An automated malware analysis system consists of multiple malware test environments or malware sandboxes. Malware samples are thrown at these sandboxes, where the malware is executed and monitored for a specific amount of time. As mentioned in the previous section, this can range from 30 seconds to a few minutes. The more sandboxes there are, the more malware the automated system can process. The processing is done in parallel, so if an automated system has 10 sandboxes and each is configured to run malware in 30 seconds, then it can process 10 malware in 30 seconds, which equates to 28,800 malware processed per day (assuming an ideal situation where each system is utilized and there is no downtime).

LINGO

Automated malware analysis systems are also known as automated sandbox systems or simply sandbox. The term sandbox is widely used to describe automated systems because it is expected that a sandbox is always part of an automated malware analysis system.

Static analysis complements dynamic analysis. I cannot stress this enough, but unfortunately some automated malware analysis systems do not utilize static analysis and proceed directly to dynamic analysis. In my humble opinion, this is a waste of sandbox resources. Static analysis is still needed not only to gather static information from malware but also to provide intelligence to the whole automated malware analysis system. One of the ways it does this is by determining whether the malware needs a special sandbox implementation. For example, if the analyst has different sandbox flavors and implementations, it is important to know which of those flavors and implementations will work well for the malware. This intelligence can be provided by static analysis. So instead of subjecting the malware blindly to the next available sandbox, the automated system, through the intelligence provided by the static analysis, can assign the malware to the appropriate sandbox, thus increasing the chances of a successful dynamic analysis session. Figure 1-3 shows an automated sandbox implementation taking advantage of static analysis.

Images


Figure 1-3   Automated sandbox implementation taking advantage of static analysis.

Before going into a detailed discussion of the automated sandbox implementation shown in Figure 1-3, it is important to note that not all files subjected to malware analysis, be it manual or automated, are malware. Most of the files are suspicious files that end up being proven to be a non-malware or benign file. This is the most important use case of malware analysis: to determine whether a file is malicious and, if it is malicious, gather as much data as possible to generate important information and actionable intelligence that will enable the analyst to prevent the spread of, detect the presence of, and remediate infection caused by malware.
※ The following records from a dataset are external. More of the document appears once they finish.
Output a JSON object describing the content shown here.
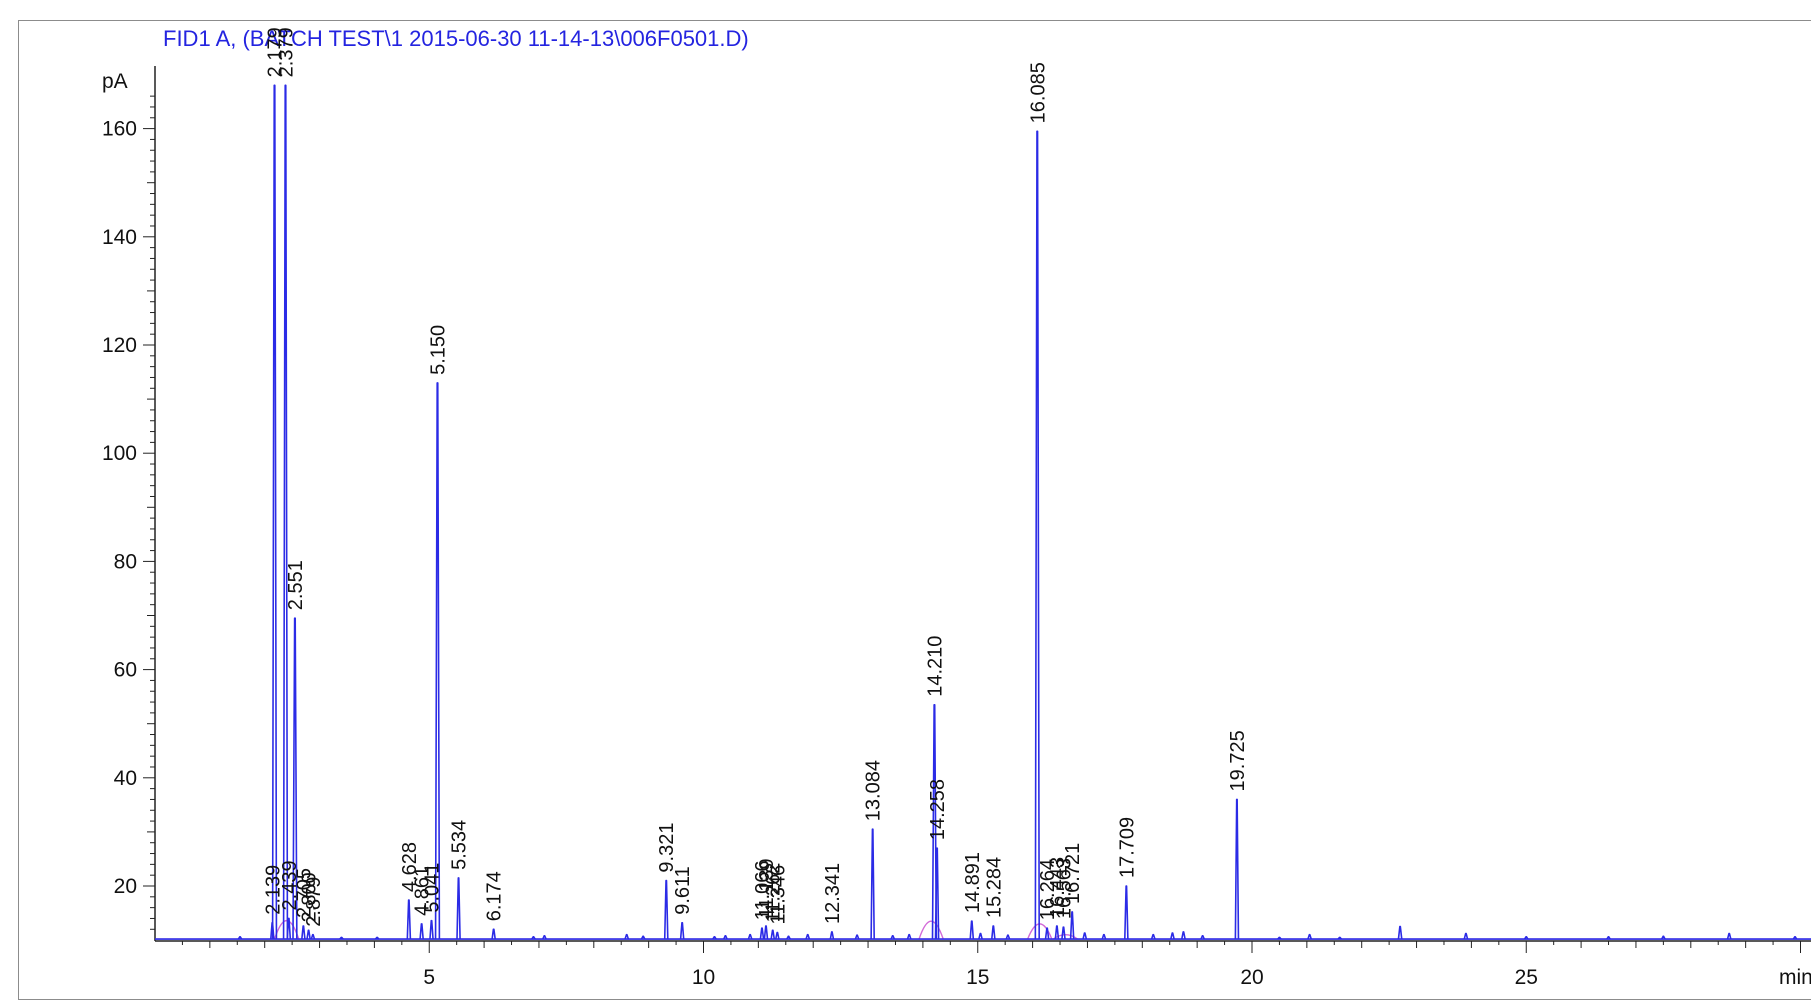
{
  "chart_data": {
    "type": "line",
    "title": "FID1 A,  (BATCH TEST\\1 2015-06-30 11-14-13\\006F0501.D)",
    "ylabel": "pA",
    "xlabel": "min",
    "xlim": [
      0,
      30.5
    ],
    "ylim": [
      9.5,
      168
    ],
    "x_ticks": [
      5,
      10,
      15,
      20,
      25
    ],
    "y_ticks": [
      20,
      40,
      60,
      80,
      100,
      120,
      140,
      160
    ],
    "baseline": 10.2,
    "grid": false,
    "series": [
      {
        "color": "#2b2be6"
      },
      {
        "color": "#d36ad8"
      }
    ],
    "peaks": [
      {
        "label": "2.139",
        "x": 2.139,
        "y": 13.2
      },
      {
        "label": "2.179",
        "x": 2.179,
        "y": 168
      },
      {
        "label": "2.379",
        "x": 2.379,
        "y": 168
      },
      {
        "label": "2.439",
        "x": 2.439,
        "y": 14.0
      },
      {
        "label": "2.551",
        "x": 2.551,
        "y": 69.5
      },
      {
        "label": "2.705",
        "x": 2.705,
        "y": 12.6
      },
      {
        "label": "2.800",
        "x": 2.8,
        "y": 11.8
      },
      {
        "label": "2.879",
        "x": 2.879,
        "y": 11.0
      },
      {
        "label": "4.628",
        "x": 4.628,
        "y": 17.4
      },
      {
        "label": "4.861",
        "x": 4.861,
        "y": 13.0
      },
      {
        "label": "5.041",
        "x": 5.041,
        "y": 13.6
      },
      {
        "label": "5.150",
        "x": 5.15,
        "y": 113.0
      },
      {
        "label": "5.534",
        "x": 5.534,
        "y": 21.5
      },
      {
        "label": "6.174",
        "x": 6.174,
        "y": 12.0
      },
      {
        "label": "9.321",
        "x": 9.321,
        "y": 21.0
      },
      {
        "label": "9.611",
        "x": 9.611,
        "y": 13.2
      },
      {
        "label": "11.066",
        "x": 11.066,
        "y": 12.2
      },
      {
        "label": "11.139",
        "x": 11.139,
        "y": 12.6
      },
      {
        "label": "11.262",
        "x": 11.262,
        "y": 11.8
      },
      {
        "label": "11.346",
        "x": 11.346,
        "y": 11.4
      },
      {
        "label": "12.341",
        "x": 12.341,
        "y": 11.5
      },
      {
        "label": "13.084",
        "x": 13.084,
        "y": 30.5
      },
      {
        "label": "14.210",
        "x": 14.21,
        "y": 53.5
      },
      {
        "label": "14.258",
        "x": 14.258,
        "y": 27.0
      },
      {
        "label": "14.891",
        "x": 14.891,
        "y": 13.5
      },
      {
        "label": "15.284",
        "x": 15.284,
        "y": 12.6
      },
      {
        "label": "16.085",
        "x": 16.085,
        "y": 159.5
      },
      {
        "label": "16.264",
        "x": 16.264,
        "y": 12.2
      },
      {
        "label": "16.443",
        "x": 16.443,
        "y": 12.6
      },
      {
        "label": "16.563",
        "x": 16.563,
        "y": 12.4
      },
      {
        "label": "16.721",
        "x": 16.721,
        "y": 15.2
      },
      {
        "label": "17.709",
        "x": 17.709,
        "y": 20.0
      },
      {
        "label": "19.725",
        "x": 19.725,
        "y": 36.0
      }
    ],
    "minor_peaks": [
      {
        "x": 1.55,
        "y": 10.6
      },
      {
        "x": 3.4,
        "y": 10.5
      },
      {
        "x": 4.05,
        "y": 10.5
      },
      {
        "x": 6.9,
        "y": 10.6
      },
      {
        "x": 7.1,
        "y": 10.8
      },
      {
        "x": 8.6,
        "y": 11.0
      },
      {
        "x": 8.9,
        "y": 10.7
      },
      {
        "x": 10.2,
        "y": 10.6
      },
      {
        "x": 10.4,
        "y": 10.8
      },
      {
        "x": 10.85,
        "y": 11.0
      },
      {
        "x": 11.55,
        "y": 10.7
      },
      {
        "x": 11.9,
        "y": 11.0
      },
      {
        "x": 12.8,
        "y": 10.9
      },
      {
        "x": 13.45,
        "y": 10.8
      },
      {
        "x": 13.75,
        "y": 11.0
      },
      {
        "x": 15.05,
        "y": 11.2
      },
      {
        "x": 15.55,
        "y": 10.9
      },
      {
        "x": 16.95,
        "y": 11.3
      },
      {
        "x": 17.3,
        "y": 11.0
      },
      {
        "x": 18.2,
        "y": 11.0
      },
      {
        "x": 18.55,
        "y": 11.3
      },
      {
        "x": 18.75,
        "y": 11.5
      },
      {
        "x": 19.1,
        "y": 10.8
      },
      {
        "x": 20.5,
        "y": 10.5
      },
      {
        "x": 21.05,
        "y": 11.0
      },
      {
        "x": 21.6,
        "y": 10.5
      },
      {
        "x": 22.7,
        "y": 12.5
      },
      {
        "x": 23.9,
        "y": 11.2
      },
      {
        "x": 25.0,
        "y": 10.6
      },
      {
        "x": 26.5,
        "y": 10.6
      },
      {
        "x": 27.5,
        "y": 10.7
      },
      {
        "x": 28.7,
        "y": 11.2
      },
      {
        "x": 29.9,
        "y": 10.6
      }
    ],
    "magenta_humps": [
      {
        "x": 2.4,
        "y": 13.6
      },
      {
        "x": 14.15,
        "y": 13.5
      },
      {
        "x": 16.13,
        "y": 13.0
      },
      {
        "x": 16.6,
        "y": 11.0
      }
    ]
  }
}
In a typical scenario, a suspicious file is subjected to static analysis first. In this stage of the analysis process, all data that is collected from the file is processed. A typical static data analysis pre-processing determines the following:

Images   Has the file been processed before?
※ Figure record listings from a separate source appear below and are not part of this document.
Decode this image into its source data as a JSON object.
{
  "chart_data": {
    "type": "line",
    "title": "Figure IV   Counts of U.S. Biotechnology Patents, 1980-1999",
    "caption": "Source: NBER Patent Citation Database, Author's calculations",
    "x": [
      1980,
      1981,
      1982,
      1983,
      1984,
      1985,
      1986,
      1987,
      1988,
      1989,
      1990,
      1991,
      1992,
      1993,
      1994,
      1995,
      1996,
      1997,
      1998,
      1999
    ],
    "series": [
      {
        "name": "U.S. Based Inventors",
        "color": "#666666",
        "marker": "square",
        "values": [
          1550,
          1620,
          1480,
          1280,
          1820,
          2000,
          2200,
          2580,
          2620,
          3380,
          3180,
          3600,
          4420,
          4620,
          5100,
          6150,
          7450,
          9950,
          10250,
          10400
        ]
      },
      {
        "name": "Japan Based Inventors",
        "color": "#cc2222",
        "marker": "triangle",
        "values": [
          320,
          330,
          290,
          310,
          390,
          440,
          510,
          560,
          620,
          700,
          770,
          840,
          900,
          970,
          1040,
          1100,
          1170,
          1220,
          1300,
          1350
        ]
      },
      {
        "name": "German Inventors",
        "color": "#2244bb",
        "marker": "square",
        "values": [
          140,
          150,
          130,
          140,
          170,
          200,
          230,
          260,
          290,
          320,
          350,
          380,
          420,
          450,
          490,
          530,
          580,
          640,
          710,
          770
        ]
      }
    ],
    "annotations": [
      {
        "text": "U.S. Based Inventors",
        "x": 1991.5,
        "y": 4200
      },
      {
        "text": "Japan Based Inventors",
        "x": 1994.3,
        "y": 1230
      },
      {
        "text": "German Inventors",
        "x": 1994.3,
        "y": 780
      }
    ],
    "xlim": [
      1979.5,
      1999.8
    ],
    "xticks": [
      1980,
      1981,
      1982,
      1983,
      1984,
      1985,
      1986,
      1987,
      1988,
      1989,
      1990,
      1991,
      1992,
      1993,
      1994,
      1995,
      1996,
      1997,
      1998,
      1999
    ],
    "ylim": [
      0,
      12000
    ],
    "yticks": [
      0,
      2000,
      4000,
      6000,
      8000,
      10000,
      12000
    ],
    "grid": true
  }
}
Images   Does it match any known benign files?

Images   Does it match any known malicious files?

Images   Does it require any special sandbox implementations?
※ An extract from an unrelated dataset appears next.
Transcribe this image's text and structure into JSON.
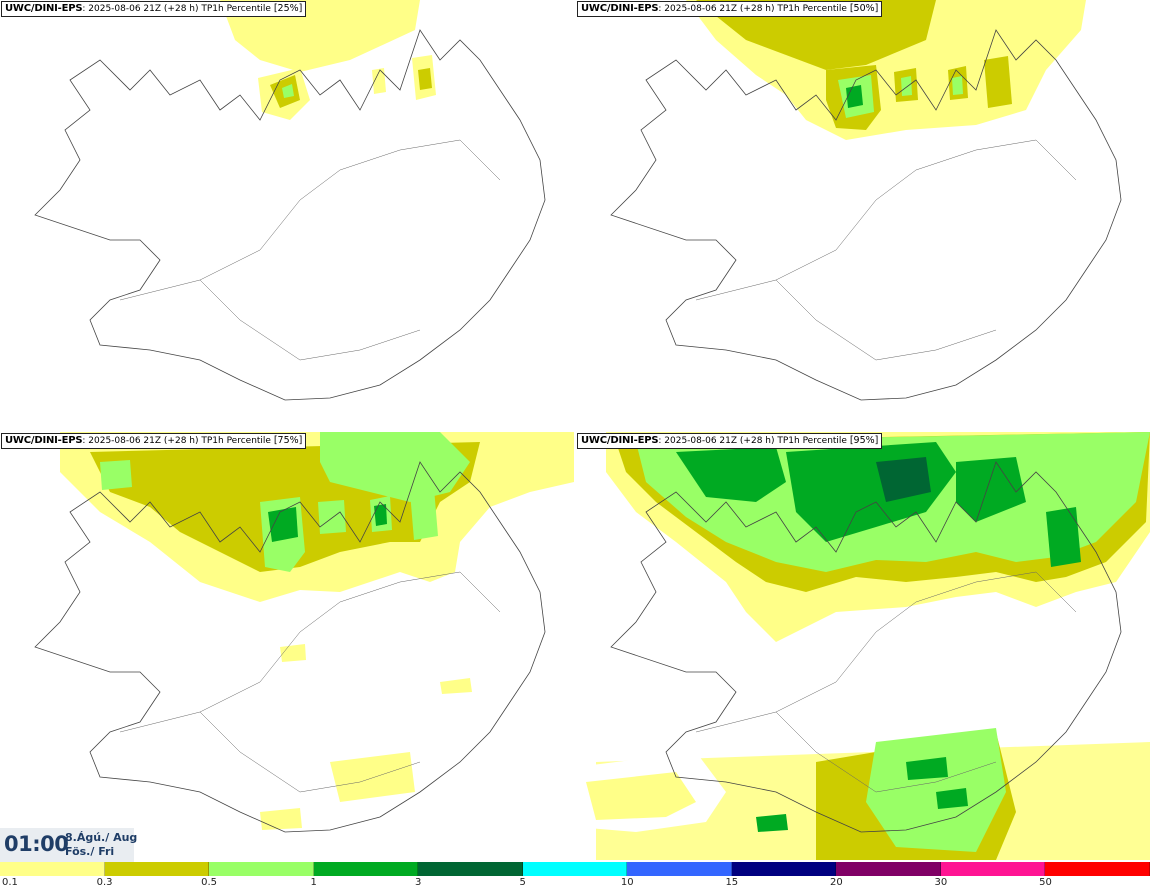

The first two are the most common reasons for a file to be dropped and not processed by the automated malware analysis system anymore. Answering the first two questions is made possible by identifying duplicate files and having a whitelist database as part of the automated malware analysis implementation. A whitelist database is a database of file hashes that are known to be benign. The hashes usually come from files of different operating systems and popular software.

TIP

A whitelist database is not perfect, so it is always advisable to use other indicators of being benign to reinforce file determination.

The third question also causes a file to be dropped, especially if there is an exact match or duplicate that has already been processed. An exact match here can be an exact hash match; i.e., the files have the same MD5 hashes.

NOTE

A typical automated malware analysis system drops files that are duplicates regardless of whether they match a whitelist or database hash of known malware.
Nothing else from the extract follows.